The bottomline is that the smokescreen by NFL owners, President Trump, and others to detract away from the actual intended message behind the protests is one that divides the public more than the disruptive and uncomfortable protest against police brutality and racism. Breaking the status quo is always difficult for those doing it and uncomfortable for those in the status quo, but identifying injustice and talking about injustice is one of the most important steps towards solving such injustices. Kaepernick and co’s entire goal was to start the conversation that only someone with a platform like he could begin. Milwaukee Bucks shooting guard Sterling Brown was profiled and tasered by police for a parking violation. If it were anyone but Brown, a high profile athlete, that story and video would remain buried along with the countless other cases of social injustice. In the words of Brown himself,
“Situations like mine and worse happen every day in the black community. Being a voice and a face for people who won’t be heard and don’t have the same platform as I have is a responsibility I take seriously. I am speaking for Dontre Hamilton of Milwaukee, Laquan McDonald of Chicago, Stephon Clark of Sacramento, Eric Garner of New York, and the list goes on. These people aren’t able to speak anymore because of unjust actions by those who are supposed to ‘serve and protect’ the people.”

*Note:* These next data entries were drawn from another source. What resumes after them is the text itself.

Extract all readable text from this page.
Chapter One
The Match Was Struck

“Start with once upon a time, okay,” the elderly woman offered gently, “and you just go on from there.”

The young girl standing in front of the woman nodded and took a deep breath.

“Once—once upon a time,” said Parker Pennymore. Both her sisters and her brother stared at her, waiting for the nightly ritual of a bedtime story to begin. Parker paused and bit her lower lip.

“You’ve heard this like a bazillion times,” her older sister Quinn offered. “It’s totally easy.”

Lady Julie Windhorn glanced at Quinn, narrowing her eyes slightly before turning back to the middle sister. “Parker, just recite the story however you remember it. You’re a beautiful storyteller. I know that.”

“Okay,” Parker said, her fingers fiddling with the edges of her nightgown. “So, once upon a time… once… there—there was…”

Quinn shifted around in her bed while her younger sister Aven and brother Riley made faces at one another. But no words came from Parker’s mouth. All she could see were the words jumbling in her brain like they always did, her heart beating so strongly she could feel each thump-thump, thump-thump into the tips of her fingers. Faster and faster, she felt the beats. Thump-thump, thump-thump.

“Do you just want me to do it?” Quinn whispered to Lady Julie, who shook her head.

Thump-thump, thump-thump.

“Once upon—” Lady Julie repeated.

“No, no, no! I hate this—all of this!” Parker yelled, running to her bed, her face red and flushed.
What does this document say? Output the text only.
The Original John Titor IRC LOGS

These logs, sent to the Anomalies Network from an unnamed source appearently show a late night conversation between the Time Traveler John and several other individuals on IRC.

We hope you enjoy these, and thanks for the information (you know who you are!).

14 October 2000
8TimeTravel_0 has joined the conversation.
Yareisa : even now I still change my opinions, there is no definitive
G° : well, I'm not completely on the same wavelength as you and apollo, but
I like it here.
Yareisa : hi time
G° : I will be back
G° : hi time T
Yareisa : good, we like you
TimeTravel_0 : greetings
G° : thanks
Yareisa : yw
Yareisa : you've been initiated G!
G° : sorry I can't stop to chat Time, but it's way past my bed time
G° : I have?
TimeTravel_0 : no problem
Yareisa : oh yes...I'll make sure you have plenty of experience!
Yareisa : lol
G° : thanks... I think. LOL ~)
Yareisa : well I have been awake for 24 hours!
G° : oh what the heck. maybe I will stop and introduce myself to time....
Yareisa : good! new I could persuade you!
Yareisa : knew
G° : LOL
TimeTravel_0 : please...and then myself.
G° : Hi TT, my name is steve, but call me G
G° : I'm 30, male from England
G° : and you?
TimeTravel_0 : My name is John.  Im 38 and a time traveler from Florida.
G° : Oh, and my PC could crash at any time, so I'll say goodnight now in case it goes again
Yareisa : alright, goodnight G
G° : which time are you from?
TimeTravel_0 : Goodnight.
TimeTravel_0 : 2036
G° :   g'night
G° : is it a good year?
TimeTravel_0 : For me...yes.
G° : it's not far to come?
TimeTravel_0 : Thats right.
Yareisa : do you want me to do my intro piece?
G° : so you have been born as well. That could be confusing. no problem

My advice to any sports fan is to look at the entire situation at hand. The National Anthem is a source of pride for many Americans. While I have no problem with its playing during sports contests, it is still a vehicle of politicization in and of itself. By forcing to players and coaches to either stand or remain in the locker room during the National Anthem, the NFL and its owners are endorsing a specific politicized course of action, not an apolitical course as they claim.
Former NFL player and US Army Green Beret Nate Boyer was the one who spoke with Colin Kaepernick following his first protest, initially disagreeing with him but understanding his basis. Boyer convinced Kaepernick to kneel instead of sitting on the bench when the anthem played, as kneeling is a sign of respect. “Soldiers take a knee in front of a fallen brother’s grave, you know, to show respect,” Boyer said after meeting with Kaepernick in person to discuss the other’s beliefs. “When we’re on a patrol, you know, and we go into a security halt, we take a knee, and we pull security.” His stance on the entire situation, with the background of both a player and serviceman, as well as his ability to compromise and understand shows the maturity that is needed throughout the entire discourse of the National Anthem. In an open letter to President Trump due to Trump’s constant misrepresentation of the issue, Boyer verbalized what so many have forgotten:
“Today it feels like this national divide isn’t even really about the anthem, or the flag, or kneeling, or sitting or fists in the air. It feels like it’s about winning… This winning mentality seems to have spilled over into an obsession with being right and not willing to admit that maybe, just maybe we were wrong.”